When the Supreme Court granted certiorari in Seila Law, it ordered additional briefing on a question that could be dispositive of this case. I cannot speculate on the likelihood of the outcome of Seila Law, as the Bureau seems to urge. But, if the removal provision is unconstitutional and cannot be severed from the Act, then the Bureau's entire organic statute will be struck down. If the Bureau is not successful, this could render it unable to prosecute this case. Should that happen, the defendants will have been put to considerable, unnecessary expense. Likewise, the Court will have expended unnecessary resources.

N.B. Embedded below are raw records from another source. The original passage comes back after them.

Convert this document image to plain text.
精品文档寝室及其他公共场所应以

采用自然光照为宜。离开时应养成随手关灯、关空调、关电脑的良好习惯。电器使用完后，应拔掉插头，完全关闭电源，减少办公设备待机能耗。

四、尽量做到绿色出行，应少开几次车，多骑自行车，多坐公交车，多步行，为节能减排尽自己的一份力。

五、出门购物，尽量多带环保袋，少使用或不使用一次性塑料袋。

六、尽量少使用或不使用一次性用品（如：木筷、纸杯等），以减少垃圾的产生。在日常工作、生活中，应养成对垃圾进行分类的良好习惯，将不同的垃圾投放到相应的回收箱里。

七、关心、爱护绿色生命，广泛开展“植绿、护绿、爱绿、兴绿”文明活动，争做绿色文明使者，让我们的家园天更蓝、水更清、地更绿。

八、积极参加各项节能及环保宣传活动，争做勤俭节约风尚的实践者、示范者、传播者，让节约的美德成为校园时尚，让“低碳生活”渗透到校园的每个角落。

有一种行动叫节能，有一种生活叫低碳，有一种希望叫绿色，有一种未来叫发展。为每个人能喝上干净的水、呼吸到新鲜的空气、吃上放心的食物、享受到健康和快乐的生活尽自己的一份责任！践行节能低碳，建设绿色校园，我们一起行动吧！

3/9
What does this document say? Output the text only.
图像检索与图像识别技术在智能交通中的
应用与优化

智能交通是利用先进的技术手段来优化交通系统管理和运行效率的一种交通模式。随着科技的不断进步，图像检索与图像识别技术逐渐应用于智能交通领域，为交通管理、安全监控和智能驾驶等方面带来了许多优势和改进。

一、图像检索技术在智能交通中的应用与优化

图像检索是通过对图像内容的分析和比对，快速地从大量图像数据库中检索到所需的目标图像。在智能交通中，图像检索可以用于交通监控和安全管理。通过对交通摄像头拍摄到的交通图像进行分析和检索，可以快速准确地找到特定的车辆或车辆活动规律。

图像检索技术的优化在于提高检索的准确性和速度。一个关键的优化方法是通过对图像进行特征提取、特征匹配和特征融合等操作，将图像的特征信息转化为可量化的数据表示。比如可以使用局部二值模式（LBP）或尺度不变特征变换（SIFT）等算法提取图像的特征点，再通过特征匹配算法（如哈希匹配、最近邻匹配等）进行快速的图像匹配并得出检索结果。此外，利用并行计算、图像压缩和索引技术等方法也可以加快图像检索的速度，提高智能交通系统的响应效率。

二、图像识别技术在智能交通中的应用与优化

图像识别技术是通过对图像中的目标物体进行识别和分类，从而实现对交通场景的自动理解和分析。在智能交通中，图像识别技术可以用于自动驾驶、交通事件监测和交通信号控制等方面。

Given that an answer will be forthcoming in just a few months as to the validity of the statute, it seems prudent to await the Supreme Court's decision.

III. Conclusion

A stay on the basis of the pendency of Linton in the Maryland Court of Appeals is not appropriate. Even if the Maryland Court of Appeals in Linton reverses the Maryland Court of Special Appeals, the parties will still need to litigate here the settlement's preclusive effect.

Conversely, a stay based on Seila Law is warranted. This is because one of the Supreme Court's paths in Seila Law may render the CFPB unable to prosecute this action; the stay would not be lengthy; and the interests of judicial efficiency and potential harm to the movants justify the stay.

For the aforementioned reasons, I will grant the Motion. I will stay the case pending the Supreme Court's decision in Seila Law LLC v. Consumer Protection Bureau.

A separate Order follows.

FootNotes


1. See https://www.supremecourt.gov/oral_arguments/argument_calendars/MonthlyArgumentCalFebruary2020.pdf.
2. See https://mdcourts.gov/coappeals/schedule/202001schedule.
3. The factual allegations in this case have previously been discussed by this Court. See, e.g., ECF 66; ECF 87; ECF 118. Accordingly, I need not discuss them at length here.
4. The complaint can be found at http://www.marylandattorneygeneral.gov/News %20Documents/AG_v_Access_Funding_Complaint.pdf.

A court "may properly take judicial notice of `matters of public record' and other information that, under Federal Rule of Evidence 201, constitute `adjudicative facts.'" Goldfarb v. Mayor & City Council of Balt., 791 F.3d 500, 508 (4th Cir. 2015); see Fed. R. Evid. 201(b) (stating that a "court may judicially notice a fact that is not subject to reasonable dispute because it . . . can be accurately and readily determined from sources whose accuracy cannot reasonably be questioned"); see also Tellabs, Inc. v. Makor Issues & Rights, Ltd., 551 U.S. 308, 322 (2007); Katyle v. Penn Nat'l Gaming, Inc., 6367 F.3d 462, 466 (4th Cir.), cert. denied, 565 U.S. 825 (2011); Philips v. Pitt County Mem'l Hosp., 572 F.3d 176, 180 (4th Cir. 2009). But, a court may do so only if the facts are "not subject to reasonable dispute," in that they are "(1) generally known within the territorial jurisdiction of the trial court or (2) capable of accurate and ready determination by resort to sources whose accuracy cannot reasonably be questioned." For example, "[i]t is not uncommon for courts to take judicial notice of factual information found on the world wide web." O'Toole v. Northrop Grumman Corp., 499 F.3d 1218, 1225 (10th Cir. 2007); cf. Jeandron v. Bd. of Regents of Univ. Sys. of Maryland, 510 F. App'x 223, 227 (4th Cir. 2013) (noting that the court may take judicial notice of information on a website, "so long as the web site's authenticity is not in dispute"). However, "these facts [must be] construed in the light most favorable" to the nonmovant. Clatterbuck v. City of Charlottesville, 708 F.3d 549, 557 (4th Cir. 2013).

5. Mr. Sud was a lawyer, but he has been disbarred. See Att'y Grievance Comm'n of Maryland v. Sud, 457 Md. 395, 178 A.3d 1240 (2018).